Still, when the Straight reaches Shajarian at home in Tehran, communication is not always easy. We’re at the North Vancouver home of master musician Hossein Behroozinia, hovering over a crackly speakerphone. My questions are being rephrased in Farsi by Behroozinia’s son Houman, who then translates Shajarian’s answers. The process is laborious and mildly nerve-racking.
Perhaps it would be better just to listen to him sing.
Shajarian agrees. He stresses that he doesn’t perform anything frivolous. If he’s not singing the lyrics of such Sufi masters as Rumi, Hafez, and Saadi, he’s interpreting the works of contemporary Iranian poets.
“Sometimes you don’t even have to understand the lyrics, you just have to understand the voice,” he says.
Still, literature is a key component of what Shajarian does—whether on-stage with Behroozinia and the Ava Ensemble or practising his other art, calligraphy. In both of his chosen media, the trick is to give the word physical form, and this Shajarian does with uncommon skill. And in both, the aim is to draw out the hidden nuances of a poem or lyric, often by repeating it with subtle changes of emphasis. The process requires confidence, virtuosity, and a deep understanding of the fundamentals.
Those are the qualities that make Shajarian an Iranian national treasure, explains Hossein Behroozinia, once the master singer is off the phone.
“Shajarian is special for all Iranians, especially musicians,” he says. “He knows everything about the Persian repertoire, and he knows everything about Iranian poetry. That’s why the people of Iran know him as a legendary singer.”
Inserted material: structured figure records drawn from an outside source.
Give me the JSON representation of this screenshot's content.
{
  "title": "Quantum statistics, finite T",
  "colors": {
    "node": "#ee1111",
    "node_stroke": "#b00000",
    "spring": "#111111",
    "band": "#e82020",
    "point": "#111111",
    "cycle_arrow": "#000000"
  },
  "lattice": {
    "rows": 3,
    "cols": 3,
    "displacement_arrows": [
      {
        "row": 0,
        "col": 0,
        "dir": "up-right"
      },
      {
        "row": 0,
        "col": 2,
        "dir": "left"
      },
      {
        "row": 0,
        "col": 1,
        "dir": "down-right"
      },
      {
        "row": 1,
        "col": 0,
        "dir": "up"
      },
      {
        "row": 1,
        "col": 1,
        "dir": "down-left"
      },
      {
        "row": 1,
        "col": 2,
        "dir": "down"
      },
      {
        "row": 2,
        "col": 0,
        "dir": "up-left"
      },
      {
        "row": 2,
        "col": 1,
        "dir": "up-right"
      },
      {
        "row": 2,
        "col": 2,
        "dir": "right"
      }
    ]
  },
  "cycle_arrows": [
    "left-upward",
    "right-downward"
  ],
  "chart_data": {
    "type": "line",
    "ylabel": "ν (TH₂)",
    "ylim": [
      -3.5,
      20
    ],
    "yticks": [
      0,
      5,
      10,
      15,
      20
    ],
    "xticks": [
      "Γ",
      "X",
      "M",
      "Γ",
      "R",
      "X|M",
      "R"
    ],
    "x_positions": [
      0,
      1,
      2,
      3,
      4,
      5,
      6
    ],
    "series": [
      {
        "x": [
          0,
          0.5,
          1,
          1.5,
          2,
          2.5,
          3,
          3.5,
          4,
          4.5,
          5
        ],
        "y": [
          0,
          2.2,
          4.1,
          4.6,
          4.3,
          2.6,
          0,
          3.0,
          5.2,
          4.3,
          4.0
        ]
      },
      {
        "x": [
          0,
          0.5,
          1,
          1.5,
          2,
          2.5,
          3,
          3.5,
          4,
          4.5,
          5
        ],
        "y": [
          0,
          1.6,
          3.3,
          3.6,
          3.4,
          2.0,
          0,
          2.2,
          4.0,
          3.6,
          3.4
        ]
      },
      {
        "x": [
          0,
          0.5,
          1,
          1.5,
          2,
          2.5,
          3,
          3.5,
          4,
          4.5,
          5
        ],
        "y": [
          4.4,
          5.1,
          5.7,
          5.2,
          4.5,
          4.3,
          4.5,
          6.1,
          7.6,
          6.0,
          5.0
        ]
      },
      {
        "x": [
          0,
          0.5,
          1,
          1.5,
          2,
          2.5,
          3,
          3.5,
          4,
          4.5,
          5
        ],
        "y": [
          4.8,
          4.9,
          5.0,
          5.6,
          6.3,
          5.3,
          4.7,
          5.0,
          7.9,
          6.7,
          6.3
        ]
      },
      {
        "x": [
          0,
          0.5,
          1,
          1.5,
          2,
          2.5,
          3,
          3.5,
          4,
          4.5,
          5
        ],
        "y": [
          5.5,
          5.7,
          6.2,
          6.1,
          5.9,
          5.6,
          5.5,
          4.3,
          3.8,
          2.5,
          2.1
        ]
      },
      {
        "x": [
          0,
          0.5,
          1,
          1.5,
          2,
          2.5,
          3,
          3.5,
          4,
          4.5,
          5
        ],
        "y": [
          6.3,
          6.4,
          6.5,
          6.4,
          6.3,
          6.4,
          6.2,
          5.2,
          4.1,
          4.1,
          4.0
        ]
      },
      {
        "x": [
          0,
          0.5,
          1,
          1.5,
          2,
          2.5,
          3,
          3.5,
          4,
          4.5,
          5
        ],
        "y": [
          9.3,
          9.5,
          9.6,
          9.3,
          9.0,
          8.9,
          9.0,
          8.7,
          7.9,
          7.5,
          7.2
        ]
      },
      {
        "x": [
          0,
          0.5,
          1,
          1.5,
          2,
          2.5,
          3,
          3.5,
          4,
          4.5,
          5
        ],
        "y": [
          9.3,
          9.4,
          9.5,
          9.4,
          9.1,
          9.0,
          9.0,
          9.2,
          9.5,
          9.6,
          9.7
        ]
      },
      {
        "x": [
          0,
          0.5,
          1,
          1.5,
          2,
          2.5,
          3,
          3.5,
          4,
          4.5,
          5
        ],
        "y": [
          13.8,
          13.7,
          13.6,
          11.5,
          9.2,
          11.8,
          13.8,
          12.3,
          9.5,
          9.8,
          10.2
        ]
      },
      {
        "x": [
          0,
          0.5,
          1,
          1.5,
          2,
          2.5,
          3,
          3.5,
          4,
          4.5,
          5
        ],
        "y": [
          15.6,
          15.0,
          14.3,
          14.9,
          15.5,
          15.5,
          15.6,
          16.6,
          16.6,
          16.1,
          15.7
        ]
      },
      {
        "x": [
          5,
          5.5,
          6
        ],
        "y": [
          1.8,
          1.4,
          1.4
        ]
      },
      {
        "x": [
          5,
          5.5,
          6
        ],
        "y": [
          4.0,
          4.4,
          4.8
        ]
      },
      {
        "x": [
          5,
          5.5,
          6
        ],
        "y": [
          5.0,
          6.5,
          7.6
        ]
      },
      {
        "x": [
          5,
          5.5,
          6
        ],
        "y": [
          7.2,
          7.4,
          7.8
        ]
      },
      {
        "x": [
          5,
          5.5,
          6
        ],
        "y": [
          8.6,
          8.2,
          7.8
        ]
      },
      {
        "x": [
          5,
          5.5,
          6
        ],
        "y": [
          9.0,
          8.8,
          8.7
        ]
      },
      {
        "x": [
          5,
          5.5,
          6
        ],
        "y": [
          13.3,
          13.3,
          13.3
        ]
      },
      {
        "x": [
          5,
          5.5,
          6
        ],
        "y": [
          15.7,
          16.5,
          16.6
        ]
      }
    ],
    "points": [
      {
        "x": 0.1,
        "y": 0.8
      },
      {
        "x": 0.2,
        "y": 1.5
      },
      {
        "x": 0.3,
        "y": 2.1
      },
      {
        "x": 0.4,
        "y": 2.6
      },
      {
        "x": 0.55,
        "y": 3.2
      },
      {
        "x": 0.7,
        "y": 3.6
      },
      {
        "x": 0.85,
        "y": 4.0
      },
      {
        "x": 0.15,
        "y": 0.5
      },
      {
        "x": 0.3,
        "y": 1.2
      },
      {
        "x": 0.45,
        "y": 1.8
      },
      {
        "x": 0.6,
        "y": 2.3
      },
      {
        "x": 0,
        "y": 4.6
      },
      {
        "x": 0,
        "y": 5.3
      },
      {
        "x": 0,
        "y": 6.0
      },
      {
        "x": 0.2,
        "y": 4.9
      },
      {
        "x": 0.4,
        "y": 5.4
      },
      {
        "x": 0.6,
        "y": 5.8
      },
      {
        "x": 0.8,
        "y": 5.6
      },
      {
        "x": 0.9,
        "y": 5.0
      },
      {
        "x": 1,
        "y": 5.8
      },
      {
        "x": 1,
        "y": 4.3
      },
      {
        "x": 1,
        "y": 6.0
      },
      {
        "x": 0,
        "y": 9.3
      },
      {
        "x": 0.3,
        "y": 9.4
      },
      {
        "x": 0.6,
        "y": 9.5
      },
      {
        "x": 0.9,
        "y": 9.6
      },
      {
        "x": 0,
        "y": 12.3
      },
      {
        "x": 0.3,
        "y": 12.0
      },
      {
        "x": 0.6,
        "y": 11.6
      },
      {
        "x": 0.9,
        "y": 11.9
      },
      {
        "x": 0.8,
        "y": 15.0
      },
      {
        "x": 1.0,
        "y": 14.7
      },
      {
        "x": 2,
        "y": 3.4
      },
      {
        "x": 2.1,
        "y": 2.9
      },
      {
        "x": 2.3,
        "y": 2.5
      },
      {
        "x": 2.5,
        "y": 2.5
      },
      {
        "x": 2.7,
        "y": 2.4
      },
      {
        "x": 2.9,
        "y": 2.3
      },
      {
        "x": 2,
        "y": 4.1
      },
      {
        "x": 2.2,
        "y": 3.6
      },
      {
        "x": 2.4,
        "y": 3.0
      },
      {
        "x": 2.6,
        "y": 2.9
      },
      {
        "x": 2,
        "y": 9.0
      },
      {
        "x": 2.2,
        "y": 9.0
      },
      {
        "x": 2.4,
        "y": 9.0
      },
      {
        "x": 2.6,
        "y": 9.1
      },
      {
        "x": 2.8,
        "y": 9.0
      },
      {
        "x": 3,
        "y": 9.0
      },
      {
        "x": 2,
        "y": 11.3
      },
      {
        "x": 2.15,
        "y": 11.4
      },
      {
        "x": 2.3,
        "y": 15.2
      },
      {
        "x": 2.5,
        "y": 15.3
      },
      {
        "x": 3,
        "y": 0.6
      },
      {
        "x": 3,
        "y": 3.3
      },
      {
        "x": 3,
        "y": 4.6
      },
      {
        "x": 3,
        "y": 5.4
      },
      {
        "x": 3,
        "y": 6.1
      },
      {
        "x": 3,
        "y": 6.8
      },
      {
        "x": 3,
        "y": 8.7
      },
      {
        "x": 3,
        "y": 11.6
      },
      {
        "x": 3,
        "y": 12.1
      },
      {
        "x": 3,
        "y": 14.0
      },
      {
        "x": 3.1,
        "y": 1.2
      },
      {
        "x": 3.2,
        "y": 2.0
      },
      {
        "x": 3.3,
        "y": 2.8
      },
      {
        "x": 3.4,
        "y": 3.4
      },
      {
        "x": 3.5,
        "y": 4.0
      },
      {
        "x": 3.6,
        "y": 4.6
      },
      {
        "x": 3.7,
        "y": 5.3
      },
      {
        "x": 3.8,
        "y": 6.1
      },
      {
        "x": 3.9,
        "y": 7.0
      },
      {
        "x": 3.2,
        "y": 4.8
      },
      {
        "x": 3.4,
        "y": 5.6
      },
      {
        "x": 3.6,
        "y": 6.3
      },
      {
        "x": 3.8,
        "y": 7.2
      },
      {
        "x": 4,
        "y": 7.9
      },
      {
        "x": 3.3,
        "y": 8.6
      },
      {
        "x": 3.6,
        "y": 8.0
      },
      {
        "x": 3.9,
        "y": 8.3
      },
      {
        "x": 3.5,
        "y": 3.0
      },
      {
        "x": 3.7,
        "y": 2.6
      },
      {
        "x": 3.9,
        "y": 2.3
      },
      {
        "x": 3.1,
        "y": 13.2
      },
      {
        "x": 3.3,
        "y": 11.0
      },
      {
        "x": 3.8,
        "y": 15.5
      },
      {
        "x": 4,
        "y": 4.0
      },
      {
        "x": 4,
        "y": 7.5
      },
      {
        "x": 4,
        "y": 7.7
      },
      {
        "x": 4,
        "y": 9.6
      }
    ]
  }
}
Behroozinia is something of a treasure himself. Although still underappreciated in Canada, which has been his home for almost a decade, he’s among the most forward-thinking composers in Iranian music. In addition to helping assemble the Ava Ensemble, he was a cofounder of the acclaimed Dastan Ensemble, has collaborated with poets Coleman Barks and Robert Bly, and is preparing a symphonic work for the Lií¨ge Philharmonic Orchestra in Belgium. He’s also single-handedly responsible for rescuing the barbat, the ancient Persian ancestor of the oud, lute, and guitar, from near
extinction.
“With this instrument, because the neck is short, it’s difficult,” he explains, “but you can have more vibration.” And in the company of Shajarian, along with the singer’s son Homayoun on percussion and three other Iranian virtuosos, those vibrations will be not just good, but great.